Parió la niña de 11 años y algunos comentarios celebraban que todo estaba bien. Si el alcance de la expresión se limitara al estado de salud de madre e hija, se puede asentir mirando un escenario menos dramático. Sin embargo, desgranando el contexto notamos que está todo mal.
Estamos hablando de una niña que quedó embarazada producto de abusos sistemáticos por parte de su padrastro, sin la protección de la madre y con un padre ausente. Lo grave es que ésta es una realidad lacerante en el Paraguay. Rubrican esta sentencia, las 3 niñas que van a parir esta semana en el mismo centro asistencial, en escenarios similares de abusos en el entorno familiar.
Para complicar más el panorama se introduce como solución un potente distractor, el aborto que despierta fanatismos irracionales. Aquí el debate debe centrarse en un estadio anterior, realizar una profunda revolución educativa, en la que los ciudadanos conozcamos nuestros derechos y seamos conscientes de las garantías que tenemos, más aún en situación de vulnerabilidad como son los niños y adolescentes. Una transformación que incluya la impostergable educación sexual con padres, maestros y niños como protagonistas centrales.
Aumentando el piso de nuestra formación personal y ciudadana vamos a comenzar a entender los atropellos de los que somos víctimas periódicamente.
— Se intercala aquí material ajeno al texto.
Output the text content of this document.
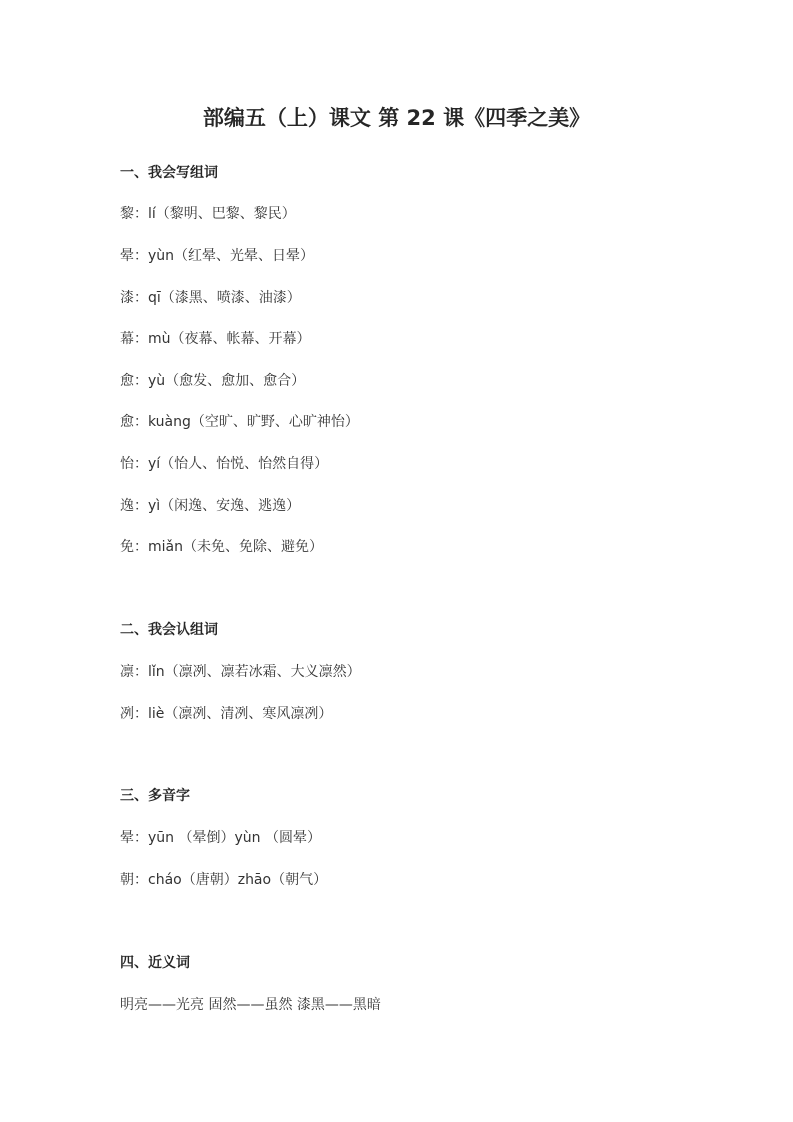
部编五（上）课文 第 22 课《四季之美》
一、我会写组词
黎：lí（黎明、巴黎、黎民）
晕：yùn（红晕、光晕、日晕）
漆：qī（漆黑、喷漆、油漆）
幕：mù（夜幕、帐幕、开幕）
愈：yù（愈发、愈加、愈合）
愈：kuàng（空旷、旷野、心旷神怡）
怡：yí（怡人、怡悦、怡然自得）
逸：yì（闲逸、安逸、逃逸）
免：miǎn（未免、免除、避免）
二、我会认组词
凛：lǐn（凛冽、凛若冰霜、大义凛然）
冽：liè（凛冽、清冽、寒风凛冽）
三、多音字
晕：yūn （晕倒）yùn （圆晕）
朝：cháo（唐朝）zhāo（朝气）
四、近义词
明亮——光亮 固然——虽然 漆黑——黑暗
De los adultos abusadores y de las instituciones encargadas de velar por la seguridad de los niños, cuya tarea es insuficiente para garantizar y resguardar la integridad de los mismos.
No hay peor ciego que el que no quiere ver reza un viejo refrán. En este aspecto, nuestra sociedad es una fiel copia de la brillante obra de José Saramago “Ensayo sobre la ceguera”, donde una comunidad que va quedando ciega por el impacto de una peste desconocida. De la misma manera andamos, deambulando sin rumbo, resaltando nuestras miserias humanas y vanagloriándonos de ellas. Ciegos, porque nuestra educación es paupérrima.